The diagnostic approach in this group of patients involves exclusion of clonal disorders as well as testing for more obscures causes behind such drastic elevation in leukocyte count. Leukocyte alkaline phosphatase (LAP) score, serum vitamin B12 levels, a bone marrow biopsy, and blood smear, as well as serum levels of hemopoietic growth factors, are all helpful in distinguishing leukemoid reactions from other hematological disorders. In this case, the patient’s blood smear revealed toxic granulation and Dohle bodies, which are consistently present in leukemoid reactions (Figure 6) [10]. Full septic workup is also indicated in these situations. There was the initial concern for biliary obstruction and cholangitis in our patient due to elevated direct bilirubin levels; however, this was ruled out on diagnostic MRCP. The remainder of septic workup including multiple sets of blood cultures was also negative further raising suspicion for leukemoid reaction in the setting of alcoholic hepatitis.

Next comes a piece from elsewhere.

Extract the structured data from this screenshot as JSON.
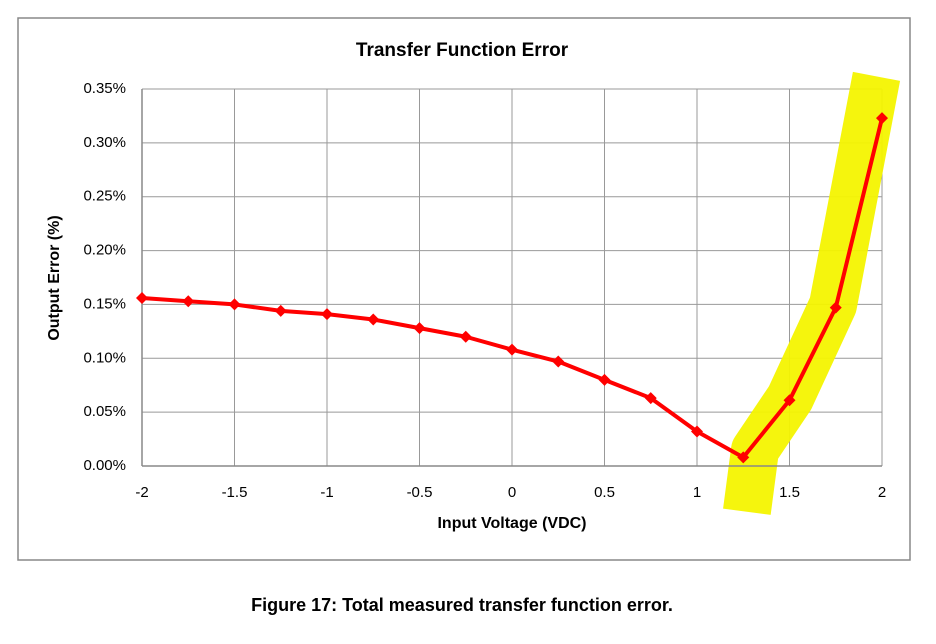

The absence of myeloproliferative state on bone marrow biopsy and peripheral blood smear findings of Dohle bodies further cemented the diagnosis.

Figure 6

Peripheral smear showing Dohle bodies frequently seen in leukemoid reactions

Conclusions

As seen in this case, high total leukocyte count in patients with alcoholic hepatitis is not always indicative of sepsis. Clinicians should consider alternative diagnoses including the possibility of underlying leukemoid reaction in patients with severe alcoholic hepatitis. This subgroup of patients should undergo a full diagnostic workup including a bone marrow biopsy to rule out hematologic malignancy. Corticosteroids should be considered for the initial course of treatment for severe alcoholic hepatitis as it has only shown benefit for short-term mortality.